A GIANT panda museum in Hongya County, Southwest China’s Sichuan Province will offer visitors an immersive experience by integrating cutting-edge technologies with pandas’ natural habitat, and help raise awareness of the protection of pandas and the environment.

The Giant Panda National Park Wawushan Giant Panda Museum has completed its equipment adjustment and is expected to open to the public soon. With cutting-edge technologies such as autostereoscopy and augmented reality, the museum provides an interactive experience for museum-goers, who will have an immersive experience of the natural habitat where pandas live and learn about pandas’ evolution and their living habits.

Adhering to the core ideas of education, research and science promotion, the museum is expected to arouse people’s awareness of the protection of giant pandas and the natural environment, as well as to serve as a major venue to carry out education and provide ecological experience services. The museum tells of the mysteries of the panda species and the ecological stories of the Giant Panda National Park Wawushan area.

The planning of the museum exhibition is also different from usual, with the entertainment and science promotions having been combined. With a variety of multimedia interactive devices such as autostereoscopy, water screen projection and an LED infrared sensor system combined with representative plants in Wawushan Mountain, the museum shows the environment and jungle habitat in an artistic form.

The museum, with an area of 2,555.34 square meters, including its exhibition hall, experience hall, lecture hall and other facilities, is located at the foot of Wawushan Mountain, the national forest park and scenic spot.

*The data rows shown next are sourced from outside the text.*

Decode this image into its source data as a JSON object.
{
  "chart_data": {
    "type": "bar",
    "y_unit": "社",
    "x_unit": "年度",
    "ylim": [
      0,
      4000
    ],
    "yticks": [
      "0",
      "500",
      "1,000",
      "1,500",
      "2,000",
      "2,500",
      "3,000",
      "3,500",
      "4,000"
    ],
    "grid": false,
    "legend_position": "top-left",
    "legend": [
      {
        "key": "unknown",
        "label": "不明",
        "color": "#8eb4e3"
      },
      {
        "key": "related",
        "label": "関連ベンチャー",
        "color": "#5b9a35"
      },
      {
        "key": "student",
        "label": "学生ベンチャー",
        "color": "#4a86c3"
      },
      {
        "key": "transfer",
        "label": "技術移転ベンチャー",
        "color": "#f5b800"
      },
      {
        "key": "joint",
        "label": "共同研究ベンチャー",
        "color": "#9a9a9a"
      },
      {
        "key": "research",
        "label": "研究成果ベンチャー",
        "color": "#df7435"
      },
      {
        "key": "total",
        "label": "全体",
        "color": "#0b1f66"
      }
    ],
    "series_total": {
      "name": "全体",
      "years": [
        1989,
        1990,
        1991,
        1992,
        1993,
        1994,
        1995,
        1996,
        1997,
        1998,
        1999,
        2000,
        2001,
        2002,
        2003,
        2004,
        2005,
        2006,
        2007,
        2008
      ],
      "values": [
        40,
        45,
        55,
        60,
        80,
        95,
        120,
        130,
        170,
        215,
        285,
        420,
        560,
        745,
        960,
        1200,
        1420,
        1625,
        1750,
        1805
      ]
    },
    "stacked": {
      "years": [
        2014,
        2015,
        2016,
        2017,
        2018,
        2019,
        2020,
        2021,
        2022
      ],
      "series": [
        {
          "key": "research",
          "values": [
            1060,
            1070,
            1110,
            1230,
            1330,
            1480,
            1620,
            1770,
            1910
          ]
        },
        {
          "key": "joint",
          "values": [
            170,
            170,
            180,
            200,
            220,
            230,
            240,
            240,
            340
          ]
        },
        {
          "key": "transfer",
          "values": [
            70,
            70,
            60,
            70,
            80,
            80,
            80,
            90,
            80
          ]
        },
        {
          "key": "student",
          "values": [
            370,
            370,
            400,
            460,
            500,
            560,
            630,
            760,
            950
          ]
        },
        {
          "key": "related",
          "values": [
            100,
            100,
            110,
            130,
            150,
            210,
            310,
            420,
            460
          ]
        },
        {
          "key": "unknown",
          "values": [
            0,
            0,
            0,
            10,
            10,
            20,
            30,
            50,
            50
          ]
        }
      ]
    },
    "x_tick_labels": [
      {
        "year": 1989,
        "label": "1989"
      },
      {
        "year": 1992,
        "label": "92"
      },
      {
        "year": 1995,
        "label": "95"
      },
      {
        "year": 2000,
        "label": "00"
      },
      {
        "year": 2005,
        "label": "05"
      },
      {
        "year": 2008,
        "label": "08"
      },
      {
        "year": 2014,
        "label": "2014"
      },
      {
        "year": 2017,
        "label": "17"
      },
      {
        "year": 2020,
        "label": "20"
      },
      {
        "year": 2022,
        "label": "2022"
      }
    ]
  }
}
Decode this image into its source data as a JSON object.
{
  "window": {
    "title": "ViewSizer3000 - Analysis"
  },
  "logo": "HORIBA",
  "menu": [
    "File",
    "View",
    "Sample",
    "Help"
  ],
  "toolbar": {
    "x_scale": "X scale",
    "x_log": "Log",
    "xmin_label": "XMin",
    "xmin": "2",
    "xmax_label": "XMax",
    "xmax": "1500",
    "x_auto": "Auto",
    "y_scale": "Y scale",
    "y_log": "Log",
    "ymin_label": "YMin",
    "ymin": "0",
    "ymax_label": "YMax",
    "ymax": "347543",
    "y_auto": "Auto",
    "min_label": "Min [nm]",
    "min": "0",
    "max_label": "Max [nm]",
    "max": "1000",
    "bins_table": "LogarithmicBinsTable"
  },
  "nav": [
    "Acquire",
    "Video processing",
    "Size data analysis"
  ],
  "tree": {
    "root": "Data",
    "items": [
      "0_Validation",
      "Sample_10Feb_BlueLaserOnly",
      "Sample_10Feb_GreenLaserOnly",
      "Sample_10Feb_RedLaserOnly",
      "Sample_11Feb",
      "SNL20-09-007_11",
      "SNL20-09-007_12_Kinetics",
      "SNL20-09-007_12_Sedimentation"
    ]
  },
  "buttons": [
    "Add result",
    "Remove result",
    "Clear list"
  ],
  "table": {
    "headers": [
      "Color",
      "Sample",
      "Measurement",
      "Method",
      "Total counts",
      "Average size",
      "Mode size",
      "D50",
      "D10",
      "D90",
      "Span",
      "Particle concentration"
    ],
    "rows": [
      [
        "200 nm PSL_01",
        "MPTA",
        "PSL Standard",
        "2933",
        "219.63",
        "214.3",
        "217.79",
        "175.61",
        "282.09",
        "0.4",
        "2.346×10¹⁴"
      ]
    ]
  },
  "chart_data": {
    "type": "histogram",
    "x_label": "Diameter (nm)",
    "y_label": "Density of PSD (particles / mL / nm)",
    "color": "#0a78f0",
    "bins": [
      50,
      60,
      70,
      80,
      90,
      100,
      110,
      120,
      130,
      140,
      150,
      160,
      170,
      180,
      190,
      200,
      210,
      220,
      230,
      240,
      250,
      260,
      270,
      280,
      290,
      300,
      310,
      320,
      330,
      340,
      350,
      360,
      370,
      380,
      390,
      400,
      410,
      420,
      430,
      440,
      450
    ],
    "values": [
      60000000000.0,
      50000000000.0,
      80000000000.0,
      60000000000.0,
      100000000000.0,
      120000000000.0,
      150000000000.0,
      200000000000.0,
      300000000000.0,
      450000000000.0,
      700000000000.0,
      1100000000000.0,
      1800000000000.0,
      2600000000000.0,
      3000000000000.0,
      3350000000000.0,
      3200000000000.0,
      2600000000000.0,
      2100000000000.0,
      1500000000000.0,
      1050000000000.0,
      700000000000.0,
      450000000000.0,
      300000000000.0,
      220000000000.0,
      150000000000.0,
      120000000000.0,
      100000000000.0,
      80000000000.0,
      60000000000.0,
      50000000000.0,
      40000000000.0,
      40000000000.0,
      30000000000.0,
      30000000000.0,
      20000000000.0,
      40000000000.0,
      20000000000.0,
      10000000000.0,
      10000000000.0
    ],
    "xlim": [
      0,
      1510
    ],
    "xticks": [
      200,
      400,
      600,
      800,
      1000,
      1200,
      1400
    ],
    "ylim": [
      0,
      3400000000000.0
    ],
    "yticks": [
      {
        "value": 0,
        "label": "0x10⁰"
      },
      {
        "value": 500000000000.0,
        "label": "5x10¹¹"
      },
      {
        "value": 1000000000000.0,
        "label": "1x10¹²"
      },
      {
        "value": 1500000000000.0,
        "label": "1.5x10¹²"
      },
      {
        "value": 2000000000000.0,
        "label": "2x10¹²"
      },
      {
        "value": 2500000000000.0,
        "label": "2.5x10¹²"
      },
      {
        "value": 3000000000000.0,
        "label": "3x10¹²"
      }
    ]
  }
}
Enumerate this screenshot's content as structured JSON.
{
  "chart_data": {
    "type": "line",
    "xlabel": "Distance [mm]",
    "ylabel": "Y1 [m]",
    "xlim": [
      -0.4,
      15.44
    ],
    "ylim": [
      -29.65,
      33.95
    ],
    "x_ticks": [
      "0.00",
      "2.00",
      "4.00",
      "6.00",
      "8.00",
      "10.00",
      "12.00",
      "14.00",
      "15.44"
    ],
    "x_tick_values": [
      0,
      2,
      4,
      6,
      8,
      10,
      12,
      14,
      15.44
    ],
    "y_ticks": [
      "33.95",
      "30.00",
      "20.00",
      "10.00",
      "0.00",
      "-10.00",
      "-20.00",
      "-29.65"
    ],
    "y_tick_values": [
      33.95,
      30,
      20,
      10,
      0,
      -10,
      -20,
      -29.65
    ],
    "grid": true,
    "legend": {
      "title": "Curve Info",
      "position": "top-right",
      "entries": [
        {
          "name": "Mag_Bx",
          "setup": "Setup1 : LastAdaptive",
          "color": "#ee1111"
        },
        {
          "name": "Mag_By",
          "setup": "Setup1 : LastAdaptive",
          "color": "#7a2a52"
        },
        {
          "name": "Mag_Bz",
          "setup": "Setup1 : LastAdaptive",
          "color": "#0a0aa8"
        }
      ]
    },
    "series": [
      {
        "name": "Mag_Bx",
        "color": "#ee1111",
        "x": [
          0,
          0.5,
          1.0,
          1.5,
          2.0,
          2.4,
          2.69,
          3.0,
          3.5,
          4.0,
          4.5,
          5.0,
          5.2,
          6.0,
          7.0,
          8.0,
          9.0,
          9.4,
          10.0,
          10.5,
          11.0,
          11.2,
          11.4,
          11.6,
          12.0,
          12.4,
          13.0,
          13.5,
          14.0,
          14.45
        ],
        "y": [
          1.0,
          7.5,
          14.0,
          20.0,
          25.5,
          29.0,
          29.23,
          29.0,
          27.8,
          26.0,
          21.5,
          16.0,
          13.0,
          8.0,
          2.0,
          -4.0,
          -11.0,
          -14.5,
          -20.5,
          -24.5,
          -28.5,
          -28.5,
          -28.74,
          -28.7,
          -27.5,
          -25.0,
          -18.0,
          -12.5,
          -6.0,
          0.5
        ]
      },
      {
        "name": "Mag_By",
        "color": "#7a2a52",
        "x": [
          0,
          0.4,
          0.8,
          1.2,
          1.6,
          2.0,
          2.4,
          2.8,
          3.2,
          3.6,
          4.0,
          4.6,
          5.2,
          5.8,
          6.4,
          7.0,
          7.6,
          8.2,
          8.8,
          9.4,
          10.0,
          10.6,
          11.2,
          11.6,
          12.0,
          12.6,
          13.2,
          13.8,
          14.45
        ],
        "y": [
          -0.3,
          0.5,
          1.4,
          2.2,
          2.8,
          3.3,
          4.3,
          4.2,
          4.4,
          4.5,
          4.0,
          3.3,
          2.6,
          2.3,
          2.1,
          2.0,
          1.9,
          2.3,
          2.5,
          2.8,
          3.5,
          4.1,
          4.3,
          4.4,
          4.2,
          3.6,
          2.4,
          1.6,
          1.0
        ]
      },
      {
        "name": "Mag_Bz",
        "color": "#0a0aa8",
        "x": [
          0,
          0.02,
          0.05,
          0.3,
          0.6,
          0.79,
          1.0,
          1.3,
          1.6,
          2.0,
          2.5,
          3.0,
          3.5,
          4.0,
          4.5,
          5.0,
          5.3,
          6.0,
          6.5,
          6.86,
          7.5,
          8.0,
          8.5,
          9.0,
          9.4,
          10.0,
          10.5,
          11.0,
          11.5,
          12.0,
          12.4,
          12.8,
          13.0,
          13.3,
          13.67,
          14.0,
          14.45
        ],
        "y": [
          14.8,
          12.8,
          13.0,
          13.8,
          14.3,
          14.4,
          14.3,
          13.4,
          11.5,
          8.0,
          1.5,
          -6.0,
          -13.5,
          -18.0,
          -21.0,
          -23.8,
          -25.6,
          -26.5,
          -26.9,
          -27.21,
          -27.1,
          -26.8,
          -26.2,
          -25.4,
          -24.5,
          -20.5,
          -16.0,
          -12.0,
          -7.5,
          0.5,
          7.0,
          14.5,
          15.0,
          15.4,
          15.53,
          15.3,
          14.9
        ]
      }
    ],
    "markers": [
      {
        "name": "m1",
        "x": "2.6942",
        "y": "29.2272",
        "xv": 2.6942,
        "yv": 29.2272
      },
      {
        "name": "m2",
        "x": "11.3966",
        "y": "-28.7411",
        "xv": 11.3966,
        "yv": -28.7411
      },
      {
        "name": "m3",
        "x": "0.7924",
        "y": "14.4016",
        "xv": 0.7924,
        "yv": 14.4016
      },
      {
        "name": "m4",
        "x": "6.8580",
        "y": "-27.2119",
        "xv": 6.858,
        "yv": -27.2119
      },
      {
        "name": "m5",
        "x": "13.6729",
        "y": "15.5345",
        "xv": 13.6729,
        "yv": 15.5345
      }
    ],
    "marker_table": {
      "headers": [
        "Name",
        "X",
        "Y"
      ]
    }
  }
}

Among the five national parks of China’s national park system officially established Oct. 12, 2021, the Giant Panda National Park is the only one named after a single species. The park, covering 27,134 square kilometers across Sichuan, Shaanxi and Gansu provinces, is a concentrated distribution area and main breeding habitat for wild pandas.

Information from the park’s website show the park, launched as a national pilot project in January 2017, is integrating more than 80 natural reserves in 30 counties of the three provinces. The latest statistics show that 1,631 wild giant pandas are living in the national park, accounting for 87.5% of the population of wild pandas nationwide.

The park is also home to more than 8,000 types of wildlife, such as snub-nosed monkeys and scarlet ibis, making it a nationally or possibly globally significant place for the protection of an ecological environment.

To better protect the wildlife in the park, the Giant Panda National Park Administration has invested 4.7 billion yuan (US$660 million) in infrastructure construction, the restoration of the ecological corridors and the protection of crucial habitats, said Xiang Kewen, director of the administration.

Xiang added that more than 5,000 infrared cameras have been installed in the national park, and the images they have recorded have provided large amounts of firsthand materials for scientific research.

According to Duan Zhaogang, director of the China Conservation and Research Center for the Giant Panda, the population of giant pandas living in their native habitat in China has grown to 1,864 from 1,114 in the 1980s, with the area of protected panda habitats increasing significantly.